I was shivering uncontrollably against North Carolina’s June humidity as I struggled to walk home after a failed attempt to eat at a nearby café. It was the segue into a rainbow assortment of uncomfortable symptoms that would morph relentlessly until I found myself in a hospital. After spending a month in a remote corner of Africa, I contracted malaria. Plasmodium falciparum, I later learned the specific strain, is responsible for almost all malarial deaths in the world.
Hot sweats, raging fever, aching joints, fluorescent orange urine, bitter chills and a relentless headache would plague me for the coming days. An unending, throbbing headache nagged at my conscience; its accompanied hallucination begged me to ‘fix it’ with my cordless drill, taking me as far as debating drill bit sizes. Different smells, sights and sounds would trigger hours of bizarre brain activity and repetitive nightmares often while wide-awake. I recall the child version of my cousin, trapped in my head with bizarre whiny words. In one instance, my brain would not allow me to sleep until I satisfactorily counted each individual flower on the wallpaper.
At times it felt maddening and unbearable. And yet, there I was, in the comfort of my own home and a world-class hospital. Loving care, kisses and bedside deliveries from my beautiful girlfriend. The help of my worried mom, who traveled across the country to see me. I had instant access to medicine that minimized my symptoms and furiously fought off the parasite. I had the Rolls Royce experience of malaria. The western world’s privileged bout of a terrible disease, all because of where I was born and where I live.
Just one-week prior, I had been in some of the most remote villages in Africa, where kids had never seen vehicles or white skin before.

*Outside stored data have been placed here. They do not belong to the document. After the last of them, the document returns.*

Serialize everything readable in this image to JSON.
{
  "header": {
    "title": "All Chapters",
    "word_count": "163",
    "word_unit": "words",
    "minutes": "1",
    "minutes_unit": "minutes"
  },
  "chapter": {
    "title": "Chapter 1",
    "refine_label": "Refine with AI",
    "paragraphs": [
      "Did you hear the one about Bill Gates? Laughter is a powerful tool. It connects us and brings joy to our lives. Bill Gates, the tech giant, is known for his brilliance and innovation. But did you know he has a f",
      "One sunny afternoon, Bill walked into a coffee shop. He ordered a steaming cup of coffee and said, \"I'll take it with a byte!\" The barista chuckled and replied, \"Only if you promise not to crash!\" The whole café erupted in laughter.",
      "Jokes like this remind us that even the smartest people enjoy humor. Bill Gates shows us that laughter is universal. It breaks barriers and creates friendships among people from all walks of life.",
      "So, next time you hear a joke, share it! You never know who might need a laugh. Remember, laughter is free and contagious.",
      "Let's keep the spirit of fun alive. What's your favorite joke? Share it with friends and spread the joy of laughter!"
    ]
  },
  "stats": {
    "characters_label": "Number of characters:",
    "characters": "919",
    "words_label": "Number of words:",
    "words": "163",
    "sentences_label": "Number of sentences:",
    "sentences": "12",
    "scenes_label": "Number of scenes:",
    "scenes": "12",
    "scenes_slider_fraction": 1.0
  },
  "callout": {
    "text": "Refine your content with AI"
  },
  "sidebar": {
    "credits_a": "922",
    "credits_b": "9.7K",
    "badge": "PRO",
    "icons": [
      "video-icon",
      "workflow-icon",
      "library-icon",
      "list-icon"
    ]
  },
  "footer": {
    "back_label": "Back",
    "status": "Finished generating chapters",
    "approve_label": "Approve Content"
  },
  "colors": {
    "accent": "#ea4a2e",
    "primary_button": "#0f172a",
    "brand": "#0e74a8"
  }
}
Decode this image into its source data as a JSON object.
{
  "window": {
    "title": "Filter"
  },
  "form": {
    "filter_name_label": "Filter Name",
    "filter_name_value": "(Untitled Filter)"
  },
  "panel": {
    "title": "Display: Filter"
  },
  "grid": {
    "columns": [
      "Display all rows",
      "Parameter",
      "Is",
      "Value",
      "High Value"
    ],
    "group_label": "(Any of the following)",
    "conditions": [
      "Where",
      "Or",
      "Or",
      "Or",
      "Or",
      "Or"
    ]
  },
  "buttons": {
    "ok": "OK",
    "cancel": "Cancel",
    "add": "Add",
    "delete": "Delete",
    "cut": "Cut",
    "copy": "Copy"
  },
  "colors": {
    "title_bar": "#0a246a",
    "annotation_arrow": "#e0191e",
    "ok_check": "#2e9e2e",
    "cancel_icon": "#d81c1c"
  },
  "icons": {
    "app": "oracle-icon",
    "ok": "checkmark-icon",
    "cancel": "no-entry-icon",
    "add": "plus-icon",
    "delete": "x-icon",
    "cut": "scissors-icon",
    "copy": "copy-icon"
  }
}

The children would celebrate ecstatically with the gift of an empty plastic Dasani water bottle. They would stare curiously, and jump frightfully with any sudden movements or unfamiliar sounds. Families lived in homes fabricated with woven sticks or mud-bricks and dirt floors-always meticulously swept. The closest water sources were often miles away, some sat stagnant, contaminated with bacteria and viruses. It was no surprise that I never met anyone much older than fifty in these villages, and most people didn’t know their age if you asked. Add the additional dynamic that the area is referred to as the “triangle of death”; the Mai Mai rebels could show up anytime, most likely drunk and high, and tear through these villages, steal what food exists, rape girls, kidnap children to serve as soldiers, and leave a burning and decimated village behind. Life in these villages means being prepared to flee into the bush at any moment, night or day.
Most everyone in these small remote villages suffers through malaria and some die from it, particularly children. In the village of Nkonde, a 1-year old boy passed away from malaria as we performed a geological investigation, I learned first-hand that the loud and soulful grieving was a regular backdrop in the remote villages of the Congo.
Malaria in this environment is hell. Without western medicine, the sickness is persistent and reoccurring. Symptoms with no relief are compounded with the inescapable heat, contaminated drinking water, dusty floors, and the nagging of death. I never once thought about death when I had malaria – my biggest concern centered around the work deadlines I was missing and an overdraft charge on my bank statement.
While we shared the same parasite and sickness, malaria in the environment of these villages is not comparable to what I experienced. Given my newfound perspective of what millions of people all over the world are experiencing each day, I feel shame to even admit to having had malaria because my experience was within the context of great privilege. In Sub-Saharan Africa, malaria means something different; it is a cycle of endless suffering, pain, death and mourning for individual lives, families and communities. For me, it was an inconvenience to my schedule, but most importantly it was a life experience that helped me better relate to and understand another major global issue.